THE TRANSITION FROM INDOOR TO OUTDOOR CLIMBING

27/02/17

THE TRANSITION FROM INDOOR TO OUTDOOR CLIMBING

Image Source: MCC/Sam Simpson

Your first climbs outdoors can feel very different to an indoor wall. A good stepping stone is to go “sport climbing” on bolted routes. The rope work and gear used being the same. Gaining experience on these routes will help you move towards “traditional” rock climbs.

For someone new to an outdoor climbing environment putting the odds in your favour will help. Go when the weather is good, climb with more experienced climbers or as part of a climbing club. You should also pick user friendly venues with single pitch easy access for those first outdoor climbs.

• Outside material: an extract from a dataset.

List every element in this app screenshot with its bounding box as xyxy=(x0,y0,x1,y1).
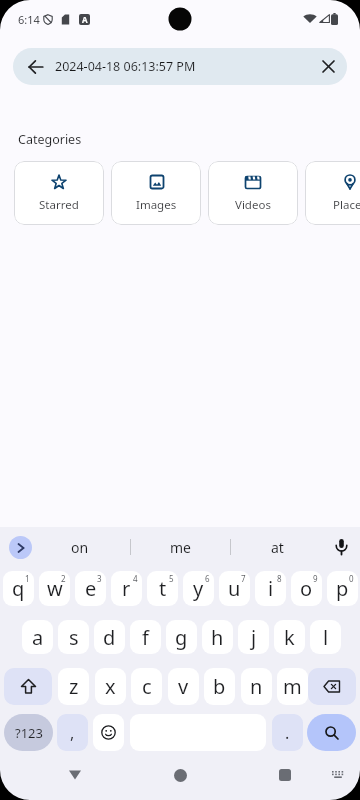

The best venues for that first outdoor climb will also depend on the grade you climb indoors and your ability and knowledge on using natural placed protection on “traditional” routes. The best information is often in the climbing guide books, helping to determine the grade of the routes and ease of protection use.

Climbing a rock face

Image Source: John Newbiggin

Make sure you’re fully informed on access rights before you start the climb too. Some climbing sites in the UK can have restrictions, such as private land ownership or during nesting bird periods. The best source of information here are our national bodies, The British Mountaineering Council and Mountaineering Council of Scotland, which both have good information on where and when we can climb.

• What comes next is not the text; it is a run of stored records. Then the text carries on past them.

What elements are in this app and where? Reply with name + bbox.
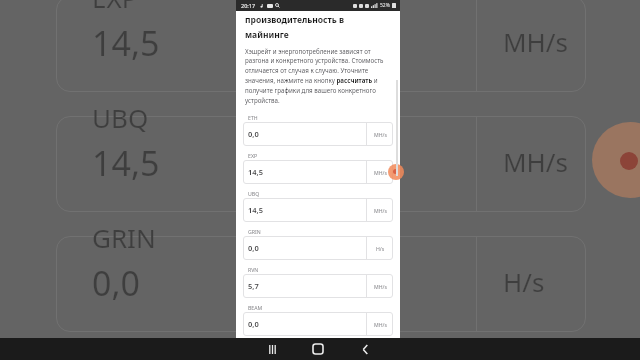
staticText: MH/s xyxy=(374,321,387,328)
staticText: производительность в xyxy=(245,14,345,26)
staticText: 11674,50 xyxy=(248,350,366,360)
button[interactable]: Цена xyxy=(243,339,393,360)
button[interactable]: Рассчитать xyxy=(388,164,404,180)
staticText: MH/s xyxy=(374,131,387,138)
staticText: 14,5 xyxy=(92,140,160,186)
button[interactable]: BEAM xyxy=(243,301,393,339)
staticText: 14,5 xyxy=(92,20,160,66)
staticText: MH/s xyxy=(374,283,387,290)
button[interactable]: EXP xyxy=(243,149,393,187)
staticText: 20:17 xyxy=(241,2,256,9)
staticText: 0,0 xyxy=(248,243,366,253)
staticText: 52% xyxy=(380,2,390,9)
staticText: ETH xyxy=(248,114,258,121)
button[interactable]: UBQ xyxy=(243,187,393,225)
staticText: 0,0 xyxy=(248,129,366,139)
button[interactable]: Recents xyxy=(261,338,283,360)
staticText: Хэшрейт и энергопотребление зависят от р… xyxy=(245,47,391,105)
staticText: RVN xyxy=(248,266,259,273)
button[interactable]: RVN xyxy=(243,263,393,301)
staticText: MH/s xyxy=(503,144,568,179)
staticText: H/s xyxy=(376,245,385,252)
staticText: 0,0 xyxy=(92,260,141,306)
staticText: MH/s xyxy=(374,169,387,176)
staticText: UBQ xyxy=(92,100,149,135)
staticText: 5,7 xyxy=(248,281,366,291)
button[interactable]: Back xyxy=(354,338,376,360)
button[interactable]: ETH xyxy=(243,111,393,149)
button[interactable]: Home xyxy=(307,338,329,360)
staticText: GRIN xyxy=(92,220,156,255)
staticText: MH/s xyxy=(374,207,387,214)
staticText: 14,5 xyxy=(248,205,366,215)
staticText: BEAM xyxy=(248,304,263,311)
staticText: EXP xyxy=(248,152,258,159)
staticText: майнинге xyxy=(245,29,289,41)
button[interactable]: GRIN xyxy=(243,225,393,263)
staticText: EXP xyxy=(92,0,138,15)
staticText: MH/s xyxy=(503,24,568,59)
staticText: 0,0 xyxy=(248,319,366,329)
staticText: GRIN xyxy=(248,228,261,235)
staticText: 14,5 xyxy=(248,167,366,177)
staticText: H/s xyxy=(503,264,545,299)
staticText: UBQ xyxy=(248,190,260,197)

Getting the gear can be the expensive bit when moving outdoors. The best advice is to climb with someone who has the gear to start with.  Your indoor gear will of course still work outdoors – your  harness, rock shoes and so on can be the same – but if climbing “traditional” routes you will need to invest in some protection equipment. A basic rack would be a range of wires, some cammimg units, some longer extenders and some slings. Shops often do deals on a “starter rack” so do some research.

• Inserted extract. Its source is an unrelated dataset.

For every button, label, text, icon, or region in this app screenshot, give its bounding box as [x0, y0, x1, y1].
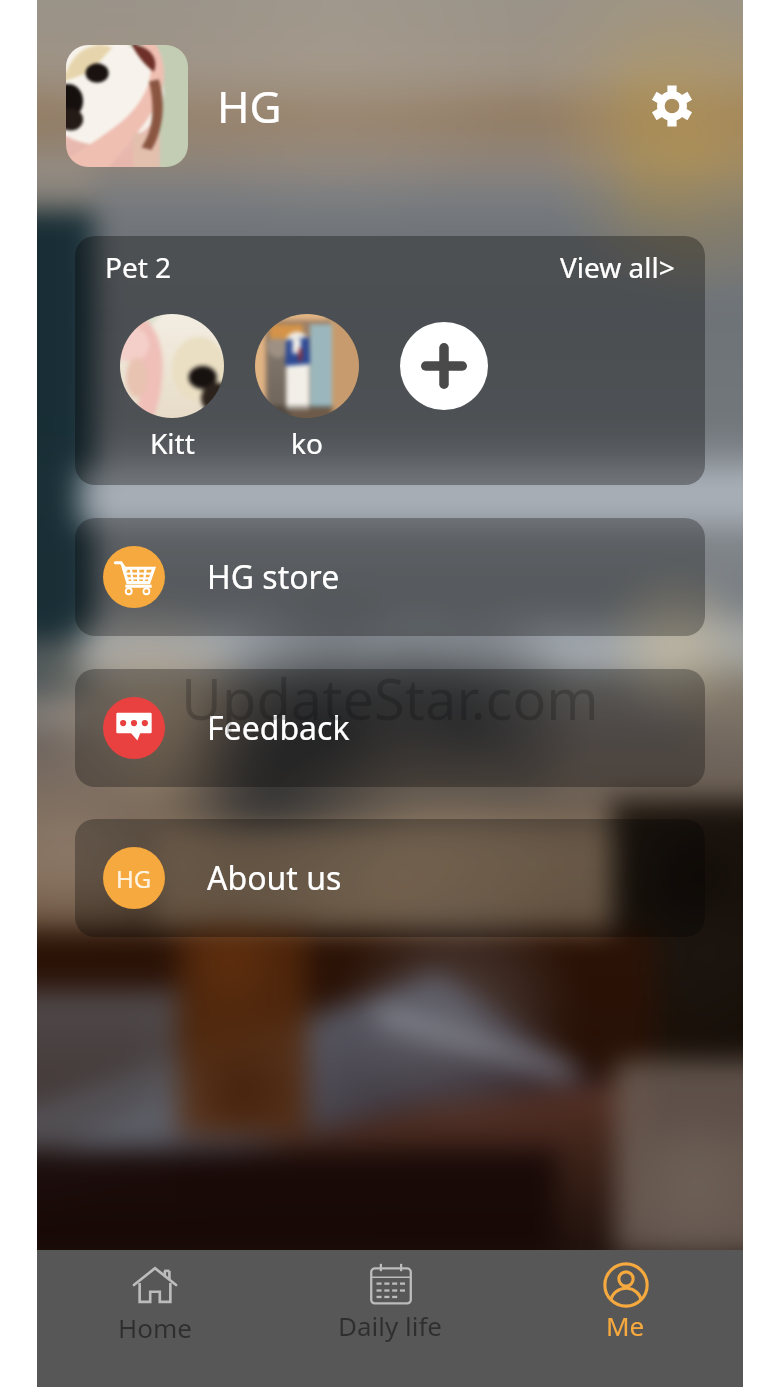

Finally, remember there are loads of extra safety issues climbing outdoors. Weather conditions, loose rock on or above routes, other climbers and getting to or getting off a route just for starters. Being under the guidance of an experience current climber will help. Instructional courses also help here. With qualified instruction to help you with your first routes in the outdoor environment.

 

About the Author:

Phil Sanderson - Glenmore Lodge Instructor

Phil Sanderson is an MIC, Level 4 Inland accredited instructor at Glenmore lodge. Phil’ career highlights include climbing big walls in Yosemite including El Cap, Half Dome and Moonlight Buttress in Zion. He has also successfully tackled great Ice climbs such as Weeping Wall and Polar Circus in Canada and mastered big rivers in the Alps and Nepal as well as completing classic mountaineering experiences such as Everest, Ama Dablam and Lubje in Nepal.